For anyone running a business that handles hazardous substances, HSNO is not background knowledge. It is a legal obligation with real consequences for ignoring it. The system is designed to be manageable. Approval, classification, controls. Three steps that convert a dangerous substance into a regulated one with clear rules attached. A bottle of cleaning solvent and a drum of industrial acid are both hazardous substances. The law does not treat them the same, and neither should you.
Start with your inventory. Know what is on your site, what class it falls into, and what the controls require. Everything else in HSNO compliance follows from that.

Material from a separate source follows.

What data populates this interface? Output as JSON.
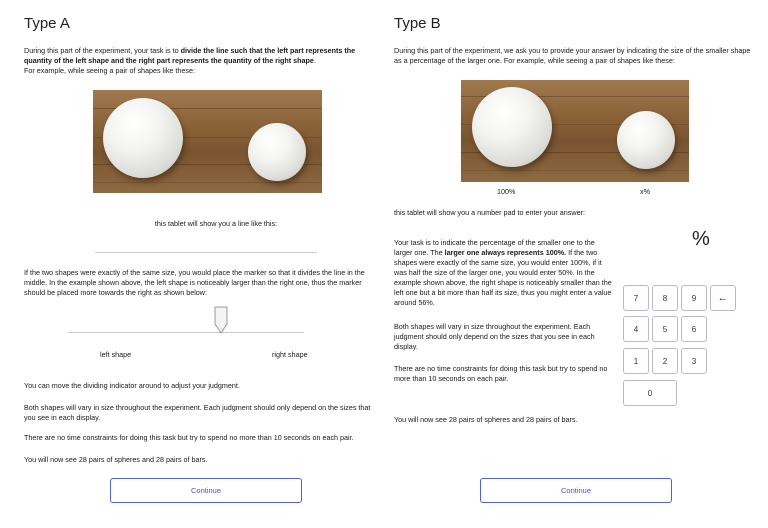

Frequently Asked Questions
What does HSNO stand for?
HSNO stands for the Hazardous Substances and New Organisms Act 1996. It is New Zealand's primary legislation for managing dangerous chemicals and living organisms that are new to the country's environment. The Act is administered by the Environmental Protection Authority (EPA), which approves, classifies, and applies controls to regulated substances and organisms.
Who enforces HSNO compliance in New Zealand workplaces?
WorkSafe New Zealand is the primary enforcement agency for workplace HSNO compliance. The EPA administers the Act by approving substances and setting classifications and controls. WorkSafe inspects businesses to verify they are meeting their obligations, including correct labelling, storage, staff training, and emergency planning.
Does HSNO apply to small businesses?
Yes. HSNO applies to any business that uses, stores, or transports hazardous substances, regardless of its size. The practical obligations scale with the quantity and nature of the substances involved, but no business is exempt. A sole trader using pesticides on a client's property is subject to the same legal framework as a large manufacturing operation.
What is a Safety Data Sheet under HSNO?
A Safety Data Sheet (SDS) is a standardised document providing detailed information about a hazardous substance, covering its properties, health risks, safe handling requirements, storage conditions, and emergency procedures. Employers are legally required to have an SDS available for every hazardous substance in the workplace. The SDS is a controlled document: it must reflect the current approved formulation of the product.
Where can I check whether a substance is approved under HSNO?
The EPA maintains a searchable register of approved hazardous substances at epa.govt.nz. You can search by product name or active ingredient. If a substance does not appear in the register and has not been granted approval, it cannot be legally imported or manufactured in New Zealand.